İBB, tarım arazisine akaryakıt istasyonu yapılmasına onay vermedi!
İzmir Büyükşehir Belediyesi 14 Aralık’taki toplantısında tarım alanı olan bir araziye akaryakıt istasyonu yapılması isteğini reddetti. Milliyet Gazetesi köşe yazarlarından Mustafa Yılmaz, bu kararı kaleme aldı.
14 Aralık'ta İzmir Büyükşehir Belediyesi'nde yapılan toplantıda tarım alanı olan bir araziye akaryakıt istasyonu yapılması isteği reddedildi. Milliyet Gazetesi köşe yazarlarından Mustafa Yılmaz bugünkü köşe yazısında bu kararı kaleme aldı. İşte Mustafa Yılmaz'ın bugünkü yazısı...
Her zaman aksi olurdu. Bir yeşil alan, orman ya da tarım arazisinin imara açılması ya da amacı dışında kullanılmasına onay verilmesi eleştirilirdi.
Bu kez tersi oldu. İzmir Büyükşehir Meclisi, 14 Aralık’taki toplantısında tarım alanı olan bir araziye akaryakıt istasyonu yapılması isteğini reddetti.
Olay şu:
Urla’nın Uzunkaya Mahallesi’nde, L17a22a pafta 146 ada, 2 no’lu parselin ‘Akaryakıt+LPG+Servis İstasyonu’ olması isteği, İmar ve Esnaf komisyonlarında kabul edildi.
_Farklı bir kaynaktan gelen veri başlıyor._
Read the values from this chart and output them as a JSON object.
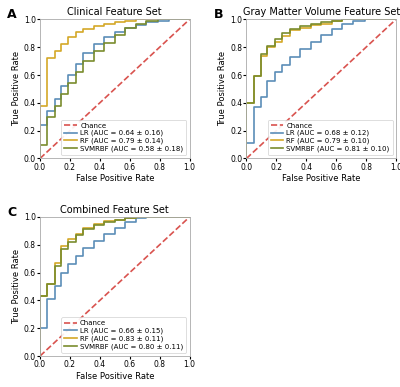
{
  "panels": [
    {
      "label": "A",
      "title": "Clinical Feature Set",
      "legend_loc": "lower right",
      "curves": [
        {
          "name": "Chance",
          "color": "#d9534f",
          "linestyle": "--",
          "linewidth": 1.2,
          "x": [
            0.0,
            1.0
          ],
          "y": [
            0.0,
            1.0
          ]
        },
        {
          "name": "LR (AUC = 0.64 ± 0.16)",
          "color": "#5b8db8",
          "linestyle": "-",
          "linewidth": 1.2,
          "x": [
            0.0,
            0.0,
            0.05,
            0.05,
            0.1,
            0.1,
            0.14,
            0.14,
            0.19,
            0.19,
            0.24,
            0.24,
            0.29,
            0.29,
            0.36,
            0.36,
            0.43,
            0.43,
            0.5,
            0.5,
            0.57,
            0.57,
            0.64,
            0.64,
            0.71,
            0.71,
            0.79,
            0.79,
            0.86,
            0.86,
            0.93,
            0.93,
            1.0
          ],
          "y": [
            0.0,
            0.24,
            0.24,
            0.34,
            0.34,
            0.43,
            0.43,
            0.52,
            0.52,
            0.6,
            0.6,
            0.68,
            0.68,
            0.76,
            0.76,
            0.82,
            0.82,
            0.87,
            0.87,
            0.91,
            0.91,
            0.94,
            0.94,
            0.96,
            0.96,
            0.98,
            0.98,
            0.99,
            0.99,
            1.0,
            1.0,
            1.0,
            1.0
          ]
        },
        {
          "name": "RF (AUC = 0.79 ± 0.14)",
          "color": "#d4a827",
          "linestyle": "-",
          "linewidth": 1.2,
          "x": [
            0.0,
            0.0,
            0.05,
            0.05,
            0.1,
            0.1,
            0.14,
            0.14,
            0.19,
            0.19,
            0.24,
            0.24,
            0.29,
            0.29,
            0.36,
            0.36,
            0.43,
            0.43,
            0.5,
            0.5,
            0.57,
            0.57,
            0.64,
            0.64,
            0.71,
            0.71,
            0.79,
            0.79,
            0.86,
            0.86,
            0.93,
            0.93,
            1.0
          ],
          "y": [
            0.0,
            0.38,
            0.38,
            0.72,
            0.72,
            0.77,
            0.77,
            0.82,
            0.82,
            0.87,
            0.87,
            0.91,
            0.91,
            0.93,
            0.93,
            0.95,
            0.95,
            0.97,
            0.97,
            0.98,
            0.98,
            0.99,
            0.99,
            1.0,
            1.0,
            1.0,
            1.0,
            1.0,
            1.0,
            1.0,
            1.0,
            1.0,
            1.0
          ]
        },
        {
          "name": "SVMRBF (AUC = 0.58 ± 0.18)",
          "color": "#7a8c2e",
          "linestyle": "-",
          "linewidth": 1.2,
          "x": [
            0.0,
            0.0,
            0.05,
            0.05,
            0.1,
            0.1,
            0.14,
            0.14,
            0.19,
            0.19,
            0.24,
            0.24,
            0.29,
            0.29,
            0.36,
            0.36,
            0.43,
            0.43,
            0.5,
            0.5,
            0.57,
            0.57,
            0.64,
            0.64,
            0.71,
            0.71,
            0.79,
            0.79,
            0.86,
            0.86,
            0.93,
            0.93,
            1.0
          ],
          "y": [
            0.0,
            0.1,
            0.1,
            0.3,
            0.3,
            0.38,
            0.38,
            0.46,
            0.46,
            0.54,
            0.54,
            0.62,
            0.62,
            0.7,
            0.7,
            0.77,
            0.77,
            0.83,
            0.83,
            0.89,
            0.89,
            0.94,
            0.94,
            0.97,
            0.97,
            0.99,
            0.99,
            1.0,
            1.0,
            1.0,
            1.0,
            1.0,
            1.0
          ]
        }
      ]
    },
    {
      "label": "B",
      "title": "Gray Matter Volume Feature Set",
      "legend_loc": "lower right",
      "curves": [
        {
          "name": "Chance",
          "color": "#d9534f",
          "linestyle": "--",
          "linewidth": 1.2,
          "x": [
            0.0,
            1.0
          ],
          "y": [
            0.0,
            1.0
          ]
        },
        {
          "name": "LR (AUC = 0.68 ± 0.12)",
          "color": "#5b8db8",
          "linestyle": "-",
          "linewidth": 1.2,
          "x": [
            0.0,
            0.0,
            0.05,
            0.05,
            0.1,
            0.1,
            0.14,
            0.14,
            0.19,
            0.19,
            0.24,
            0.24,
            0.29,
            0.29,
            0.36,
            0.36,
            0.43,
            0.43,
            0.5,
            0.5,
            0.57,
            0.57,
            0.64,
            0.64,
            0.71,
            0.71,
            0.79,
            0.79,
            0.86,
            0.86,
            0.93,
            0.93,
            1.0
          ],
          "y": [
            0.0,
            0.11,
            0.11,
            0.37,
            0.37,
            0.44,
            0.44,
            0.56,
            0.56,
            0.62,
            0.62,
            0.67,
            0.67,
            0.73,
            0.73,
            0.79,
            0.79,
            0.84,
            0.84,
            0.89,
            0.89,
            0.93,
            0.93,
            0.97,
            0.97,
            0.99,
            0.99,
            1.0,
            1.0,
            1.0,
            1.0,
            1.0,
            1.0
          ]
        },
        {
          "name": "RF (AUC = 0.79 ± 0.10)",
          "color": "#d4a827",
          "linestyle": "-",
          "linewidth": 1.2,
          "x": [
            0.0,
            0.0,
            0.05,
            0.05,
            0.1,
            0.1,
            0.14,
            0.14,
            0.19,
            0.19,
            0.24,
            0.24,
            0.29,
            0.29,
            0.36,
            0.36,
            0.43,
            0.43,
            0.5,
            0.5,
            0.57,
            0.57,
            0.64,
            0.64,
            0.71,
            0.71,
            0.79,
            0.79,
            0.86,
            0.86,
            0.93,
            0.93,
            1.0
          ],
          "y": [
            0.0,
            0.4,
            0.4,
            0.59,
            0.59,
            0.74,
            0.74,
            0.8,
            0.8,
            0.84,
            0.84,
            0.88,
            0.88,
            0.92,
            0.92,
            0.94,
            0.94,
            0.96,
            0.96,
            0.97,
            0.97,
            0.99,
            0.99,
            1.0,
            1.0,
            1.0,
            1.0,
            1.0,
            1.0,
            1.0,
            1.0,
            1.0,
            1.0
          ]
        },
        {
          "name": "SVMRBF (AUC = 0.81 ± 0.10)",
          "color": "#7a8c2e",
          "linestyle": "-",
          "linewidth": 1.2,
          "x": [
            0.0,
            0.0,
            0.05,
            0.05,
            0.1,
            0.1,
            0.14,
            0.14,
            0.19,
            0.19,
            0.24,
            0.24,
            0.29,
            0.29,
            0.36,
            0.36,
            0.43,
            0.43,
            0.5,
            0.5,
            0.57,
            0.57,
            0.64,
            0.64,
            0.71,
            0.71,
            0.79,
            0.79,
            0.86,
            0.86,
            0.93,
            0.93,
            1.0
          ],
          "y": [
            0.0,
            0.4,
            0.4,
            0.59,
            0.59,
            0.75,
            0.75,
            0.81,
            0.81,
            0.86,
            0.86,
            0.9,
            0.9,
            0.93,
            0.93,
            0.95,
            0.95,
            0.97,
            0.97,
            0.98,
            0.98,
            0.99,
            0.99,
            1.0,
            1.0,
            1.0,
            1.0,
            1.0,
            1.0,
            1.0,
            1.0,
            1.0,
            1.0
          ]
        }
      ]
    },
    {
      "label": "C",
      "title": "Combined Feature Set",
      "legend_loc": "lower right",
      "curves": [
        {
          "name": "Chance",
          "color": "#d9534f",
          "linestyle": "--",
          "linewidth": 1.2,
          "x": [
            0.0,
            1.0
          ],
          "y": [
            0.0,
            1.0
          ]
        },
        {
          "name": "LR (AUC = 0.66 ± 0.15)",
          "color": "#5b8db8",
          "linestyle": "-",
          "linewidth": 1.2,
          "x": [
            0.0,
            0.0,
            0.05,
            0.05,
            0.1,
            0.1,
            0.14,
            0.14,
            0.19,
            0.19,
            0.24,
            0.24,
            0.29,
            0.29,
            0.36,
            0.36,
            0.43,
            0.43,
            0.5,
            0.5,
            0.57,
            0.57,
            0.64,
            0.64,
            0.71,
            0.71,
            0.79,
            0.79,
            0.86,
            0.86,
            0.93,
            0.93,
            1.0
          ],
          "y": [
            0.0,
            0.2,
            0.2,
            0.41,
            0.41,
            0.5,
            0.5,
            0.6,
            0.6,
            0.66,
            0.66,
            0.72,
            0.72,
            0.78,
            0.78,
            0.83,
            0.83,
            0.88,
            0.88,
            0.92,
            0.92,
            0.96,
            0.96,
            0.99,
            0.99,
            1.0,
            1.0,
            1.0,
            1.0,
            1.0,
            1.0,
            1.0,
            1.0
          ]
        },
        {
          "name": "RF (AUC = 0.83 ± 0.11)",
          "color": "#d4a827",
          "linestyle": "-",
          "linewidth": 1.2,
          "x": [
            0.0,
            0.0,
            0.05,
            0.05,
            0.1,
            0.1,
            0.14,
            0.14,
            0.19,
            0.19,
            0.24,
            0.24,
            0.29,
            0.29,
            0.36,
            0.36,
            0.43,
            0.43,
            0.5,
            0.5,
            0.57,
            0.57,
            0.64,
            0.64,
            0.71,
            0.71,
            0.79,
            0.79,
            0.86,
            0.86,
            0.93,
            0.93,
            1.0
          ],
          "y": [
            0.0,
            0.43,
            0.43,
            0.52,
            0.52,
            0.67,
            0.67,
            0.79,
            0.79,
            0.84,
            0.84,
            0.88,
            0.88,
            0.92,
            0.92,
            0.95,
            0.95,
            0.97,
            0.97,
            0.98,
            0.98,
            0.99,
            0.99,
            1.0,
            1.0,
            1.0,
            1.0,
            1.0,
            1.0,
            1.0,
            1.0,
            1.0,
            1.0
          ]
        },
        {
          "name": "SVMRBF (AUC = 0.80 ± 0.11)",
          "color": "#7a8c2e",
          "linestyle": "-",
          "linewidth": 1.2,
          "x": [
            0.0,
            0.0,
            0.05,
            0.05,
            0.1,
            0.1,
            0.14,
            0.14,
            0.19,
            0.19,
            0.24,
            0.24,
            0.29,
            0.29,
            0.36,
            0.36,
            0.43,
            0.43,
            0.5,
            0.5,
            0.57,
            0.57,
            0.64,
            0.64,
            0.71,
            0.71,
            0.79,
            0.79,
            0.86,
            0.86,
            0.93,
            0.93,
            1.0
          ],
          "y": [
            0.0,
            0.43,
            0.43,
            0.52,
            0.52,
            0.65,
            0.65,
            0.77,
            0.77,
            0.82,
            0.82,
            0.87,
            0.87,
            0.91,
            0.91,
            0.94,
            0.94,
            0.96,
            0.96,
            0.98,
            0.98,
            0.99,
            0.99,
            1.0,
            1.0,
            1.0,
            1.0,
            1.0,
            1.0,
            1.0,
            1.0,
            1.0,
            1.0
          ]
        }
      ]
    }
  ],
  "xlabel": "False Positive Rate",
  "ylabel": "True Positive Rate",
  "xlim": [
    0.0,
    1.0
  ],
  "ylim": [
    0.0,
    1.0
  ],
  "xticks": [
    0.0,
    0.2,
    0.4,
    0.6,
    0.8,
    1.0
  ],
  "yticks": [
    0.0,
    0.2,
    0.4,
    0.6,
    0.8,
    1.0
  ],
  "background_color": "#ffffff",
  "figure_background": "#ffffff",
  "fontsize_title": 7,
  "fontsize_label": 6,
  "fontsize_tick": 5.5,
  "fontsize_legend": 5.0,
  "label_fontsize": 9
}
Ama Çevre Komisyonu üyeleri, olayı yerinde görmek istedi.
Akaryakıt istasyonu kurulması istenen alanda kavun olduğunu gören, Çevre Komisyonu üyeleri olumsuz rapor verdi.
Büyükşehir Belediye Meclisi de Çevre Komisyonu’nun raporu doğrultusunda karar vererek isteği reddetti.
Ama ibretlik süreç tam da burada başladı.
Tarım alanına akaryakıt istasyonu yapılmasına neden izin verilmediği tartışma konusu oldu.
Çünkü, arsa sahibi bir mektup kaleme almış ve kendisinden rüşvet istendiğini iddia etmişti.
Çevre Komisyonu üyeleri, konuyla ilgili savcılığa başvuracaklarını bir sonraki Meclis toplantısında açıkladı.
Olay, yargının konusu. İddialar doğru mu yoksa iftira mı? Mahkeme karar verecek.
Ama ilginç bir dava olacağı kesin. Tarım arazisine neden akaryakıt istasyonu izni verilmediği araştırılacak.
Ne yazık ki ‘parsele özel’ imar plan değişiklikleri, belediye meclislerinin ana gündem maddelerinden biri olduğu sürece bu tür iddialar, kuşkular, dedikodular ya da suçlamalar bitmez.
Çünkü bir arazinin değeri, yapılan imar plan değişikliğiyle bin kat, hatta bazen 10 bin kat artıyor. Başka hiçbir alanda bu kadar büyük bir kazanç yok.
Oysa kentlerin imar planları var. Ve o planlar şehir anayasası niteliğinde.
O planlar, yıllar süren çalışmalarla, sayısız araştırmayla yapılıyor. Kentin tüm verileri ve geleceğe yönelik gelişimi göz önüne alınarak yapılıyor.
Nerede fabrika, nerede ticaret alanı, nerede park, nerede okul, nerede yeşil alan olacağı konunun uzmanı şehir plancıları tarafından belirleniyor.
Neyin nereye yapılacağı belli... Her türlü faaliyet için de o planlarda yer var.
Kentin planlarında fabrika için de, ticaret alanı için de, konut için de yeterli alan ayırılıyor.
Ama nedense öyle olmuyor. İlle de planlarda tarım, yeşil, sit ya da kamu kullanımına ayırılan yerlerin başka amaçlar için kullanılması kararı alınıyor.
Hem de hemen hemen her meclis toplantısında bir ya da birkaç plan değişikliği önerisi gündeme geliyor.
29 yıldır gazeteci olarak, belediye meclislerini takip ederim. Böyle bir değişiklik önerisinin gelmediği tek bir meclis toplantısı görmedim.
Parsel parsel imar değişikliklerinin bir ya da birkaç kişiye yarar sağladığı ortada.